La protezione civile consegna i libri rimasti a scuola

Le maestre hanno inserito nei sacchi sussidiari e quaderni lasciati sui banchi con gli indirizzi di casa dei bambini. Un “ponte“ culturale per riempire le giornate dell'isolamento

Avarie

Un’attività che avvicina alla ripresa, aiuta a riprendere contatto con la quotidianità fatta di tanti momenti che anno riempiti anche con quanto si faceva prima del lockdown.

Nel caso dei bambini basta anche un libro di testo, un quaderno o un sussidiario lasciato a scuola. 

E da una settimana a questa parte il gruppo intercomunale di protezione civile della Valcuvia sta compiendo una piccola opera di ricongiungimento culturale prestandosi alla consegna all’abitazione dei piccoli scolari – della primaria, ma anche sella materna – per riconsegnare i libri. È avvenuto a Cuvio, Cuveglio, Rancio Valcuvia e in altri centri della valle.

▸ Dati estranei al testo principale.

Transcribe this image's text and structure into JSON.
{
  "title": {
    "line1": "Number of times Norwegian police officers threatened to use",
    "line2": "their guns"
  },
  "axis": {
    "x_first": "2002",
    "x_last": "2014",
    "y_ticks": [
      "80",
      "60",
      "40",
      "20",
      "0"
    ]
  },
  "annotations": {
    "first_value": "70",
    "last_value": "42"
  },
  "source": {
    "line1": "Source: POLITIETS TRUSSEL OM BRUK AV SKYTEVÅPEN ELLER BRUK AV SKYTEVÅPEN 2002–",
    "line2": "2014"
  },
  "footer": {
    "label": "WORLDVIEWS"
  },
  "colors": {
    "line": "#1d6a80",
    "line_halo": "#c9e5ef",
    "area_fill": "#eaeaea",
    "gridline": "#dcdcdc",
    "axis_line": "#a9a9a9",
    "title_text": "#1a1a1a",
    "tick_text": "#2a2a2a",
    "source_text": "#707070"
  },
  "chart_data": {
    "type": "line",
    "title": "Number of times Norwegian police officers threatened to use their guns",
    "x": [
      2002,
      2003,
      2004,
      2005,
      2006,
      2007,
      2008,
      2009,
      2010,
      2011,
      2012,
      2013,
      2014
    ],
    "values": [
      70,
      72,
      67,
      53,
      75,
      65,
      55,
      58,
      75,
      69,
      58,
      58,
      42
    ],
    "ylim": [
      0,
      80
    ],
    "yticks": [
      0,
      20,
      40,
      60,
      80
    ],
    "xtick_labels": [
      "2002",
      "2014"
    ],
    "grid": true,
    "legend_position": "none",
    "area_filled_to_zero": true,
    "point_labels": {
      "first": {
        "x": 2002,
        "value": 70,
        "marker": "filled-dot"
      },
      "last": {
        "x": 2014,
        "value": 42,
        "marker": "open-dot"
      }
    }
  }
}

«La scuola è stata bloccata domenica 23 febbraio subito dopo il nostro ed unico Carnevale della zona – ha spiegato il sindaco di Cuvio Enzo Benedusi – . Per questo le insegnanti delle nostre scuole sono state entusiaste dell’iniziativa. Le maestre hanno riempito un sacco giallo per ogni bambino con nome e paese e messo sul banco di scuola, poi la protezione civile si è occupata delle consegne».